We’ve talked about brain dumps before and their significance, but sometimes dumping turns into venting and that leads to more negativity. Here’s how to walk that line between a dump and a vent and stay on the right side of unloading without the negative mental consequences.
Our brains get overfull sometimes with stress, worry, responsibility, learning new things, or the to-do list. It’s important to write it down and unpack our heads. This helps us see – physically see – a list of items we need to think about. We don’t need to think about it all at once, so writing them down gives our brains a rest from trying to hold it all together.
Sometimes these things are feelings or experiences we’re trying to process. They don’t have to be task lists alone. You might want to write out that bad call or your coworkers actions and words if something about them is bothering you. You might write out your desire for a promotion or your frustration for lack of recognition. All that is okay to write out.
Brain dumps don’t have to be written though. You can confide in a friend or coach or therapist as well. This is great if you have a good listener. (Coaches are great listeners!) This helps you feel even better. Paper and screens make for a great way to unload but a person helps us feel heard and valued.
Journal: I can’t believe he put me on a double after I told him I needed that day off! Now I’m stuck working with her and I’ll get no sleep before I help my parents move. I’m going to be trash that day.
Coach: You seem irritated this morning.
Coaching Partner: My bills are overdue and I didn’t get the raise I’m due for. Yeah, I’m irritated and stressed.
Coach: Sounds like you need to get it off your chest. Keep going.

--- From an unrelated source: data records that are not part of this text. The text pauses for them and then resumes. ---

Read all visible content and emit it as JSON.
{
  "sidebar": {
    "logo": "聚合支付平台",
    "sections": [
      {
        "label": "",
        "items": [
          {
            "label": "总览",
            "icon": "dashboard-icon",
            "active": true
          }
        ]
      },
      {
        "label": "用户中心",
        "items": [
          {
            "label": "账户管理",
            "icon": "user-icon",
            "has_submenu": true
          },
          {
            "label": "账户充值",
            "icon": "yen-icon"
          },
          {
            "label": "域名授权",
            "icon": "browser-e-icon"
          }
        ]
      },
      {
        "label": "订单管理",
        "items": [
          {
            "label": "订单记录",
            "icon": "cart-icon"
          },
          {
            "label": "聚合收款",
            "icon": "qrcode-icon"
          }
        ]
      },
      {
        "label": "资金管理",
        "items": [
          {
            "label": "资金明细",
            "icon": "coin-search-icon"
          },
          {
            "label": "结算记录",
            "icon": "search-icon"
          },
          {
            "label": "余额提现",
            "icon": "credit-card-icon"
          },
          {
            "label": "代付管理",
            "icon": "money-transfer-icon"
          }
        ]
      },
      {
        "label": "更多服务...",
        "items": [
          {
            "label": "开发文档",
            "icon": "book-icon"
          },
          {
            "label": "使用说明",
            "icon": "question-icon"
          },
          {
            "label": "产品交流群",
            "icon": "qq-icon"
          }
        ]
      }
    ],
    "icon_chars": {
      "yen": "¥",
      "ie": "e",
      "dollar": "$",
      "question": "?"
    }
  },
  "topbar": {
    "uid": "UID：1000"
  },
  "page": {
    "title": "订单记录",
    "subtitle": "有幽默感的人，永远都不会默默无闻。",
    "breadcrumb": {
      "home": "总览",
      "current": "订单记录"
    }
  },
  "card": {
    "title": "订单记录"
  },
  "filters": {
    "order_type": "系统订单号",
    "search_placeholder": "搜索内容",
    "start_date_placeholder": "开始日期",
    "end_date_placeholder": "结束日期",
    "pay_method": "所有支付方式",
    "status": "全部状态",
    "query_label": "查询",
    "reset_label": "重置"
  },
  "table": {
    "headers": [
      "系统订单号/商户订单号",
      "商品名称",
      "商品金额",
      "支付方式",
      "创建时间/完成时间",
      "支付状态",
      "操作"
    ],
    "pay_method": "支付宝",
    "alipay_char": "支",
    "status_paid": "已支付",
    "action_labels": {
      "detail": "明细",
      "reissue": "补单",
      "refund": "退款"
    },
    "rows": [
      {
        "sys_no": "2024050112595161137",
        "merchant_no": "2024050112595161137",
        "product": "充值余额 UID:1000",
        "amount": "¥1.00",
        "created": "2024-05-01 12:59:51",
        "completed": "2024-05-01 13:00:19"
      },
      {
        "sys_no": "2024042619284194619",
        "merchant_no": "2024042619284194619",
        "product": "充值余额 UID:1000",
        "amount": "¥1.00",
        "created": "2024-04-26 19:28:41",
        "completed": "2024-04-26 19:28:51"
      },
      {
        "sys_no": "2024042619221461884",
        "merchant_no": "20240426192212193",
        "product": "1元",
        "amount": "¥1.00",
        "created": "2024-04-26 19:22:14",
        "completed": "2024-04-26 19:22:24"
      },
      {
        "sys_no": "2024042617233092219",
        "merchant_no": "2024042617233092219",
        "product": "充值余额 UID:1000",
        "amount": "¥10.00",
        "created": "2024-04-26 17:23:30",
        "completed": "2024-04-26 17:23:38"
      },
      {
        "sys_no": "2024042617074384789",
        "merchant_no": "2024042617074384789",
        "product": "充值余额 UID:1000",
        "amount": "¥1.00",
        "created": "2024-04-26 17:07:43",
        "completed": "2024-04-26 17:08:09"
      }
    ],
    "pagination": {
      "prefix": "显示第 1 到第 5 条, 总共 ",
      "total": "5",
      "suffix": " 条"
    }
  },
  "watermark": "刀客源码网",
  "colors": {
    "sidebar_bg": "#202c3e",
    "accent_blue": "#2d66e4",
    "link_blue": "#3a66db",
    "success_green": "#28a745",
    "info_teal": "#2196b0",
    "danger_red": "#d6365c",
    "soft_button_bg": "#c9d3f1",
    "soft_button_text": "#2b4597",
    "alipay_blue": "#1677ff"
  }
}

Coaching Partner: I was due for my review last month and should be getting a raise, but my boss did the review on paper and sent it to me but it said nothing about a raise. I didn’t even get to speak to him. Since my husband is out of work, I haven’t been able to pay our bills in the last two weeks. I’ve put off so much that needs to get done like house repairs and now that’s off the table.
Beware of Venting
So, brain dumping is great, but where’s the line to venting and how do you recognize it? Let’s start by pointing out that sometimes, on occasion, venting is okay. If we’re boiling over with anger or frustration or other strong emotions, venting is sometimes needed. But don’t hang out there too long. Get it off your chest and move on to taking care of you.
See, venting is about complaining, and complaints can be valid, but they don’t turn into actions. All they do is point out flaws. Once the flaws are made known, something else needs to happen. Either you inspire others to action, or you take action. The vent itself is not action.
Reliving the complaint or venting more isn’t going to fix anything. What it will do is perpetuate those negative feelings. Those frustrations or anger or whatever they are will fester and grow. They will outgrow the original issue and take over your thoughts. At that point, you’ve let whoever or whatever you’re venting about – even if it’s you! – take over your head. Who wants that?
Walking the Line of Venting
Journal: He’s a jerk. I hate this place! My brother probably won’t even show up to help! I feel like quitting that place. It’s such a dump. No one cares about anyone else. That day’s going to suck! If I could just call out, but I need the job.
Coaching Partner: How am I supposed to manage all this? My boss is oblivious and I’m struggling at home and no one seems to be helping me!
Coach: Anything else?
Coaching Partner: No, I’m just really frustrated. I feel like I’m on my own with too much on my plate.
Dump and Move On
The best way to avoid the negatives of venting is to dump and move on, or vent and move on. Write it out, talk it out, even vent it out if needed, then move. What’s your action to all this? What can you do? What’s in your power? Don’t worry about someone else’s choices, just yours. Can you speak to something who can affect this situation? Can you change something in your life?
The best way out of frustration is finding a new focus, a new path by your own choices which you make and you control. So, do you dump and unload for the sake of unloading and feeling lighter, or do you vent and stew and stay in that negative place? Which do you think will benefit you more going forward? Which habit will you grow?
A Better Way
Journal: Maybe my brother could use a reminder call. I can tell him I’ll be late because of work and he can start without me. I’m going to start looking for a new job, but I need to get through this week first. Okay, that’s the plan.
Coach: Go back to the raise you mentioned. Has it been late before?
Coaching Partner: Every time, but he does back pay, so there’s that.
Coach: Is there a way you can speak with your boss? Have you asked?
Coaching Partner: I guess it all came on at once, the quick “sign here” and then the overdue bill notices… I can grab him tomorrow morning or email him tonight.
Coach: Which will you do, or will you do both?
Coaching Partner: I’ll do both. I’ll email him tonight and ask. Then I’ll catch him tomorrow to make sure he knows. Also, I think my husband has an interview coming up. He’s probably just as stressed.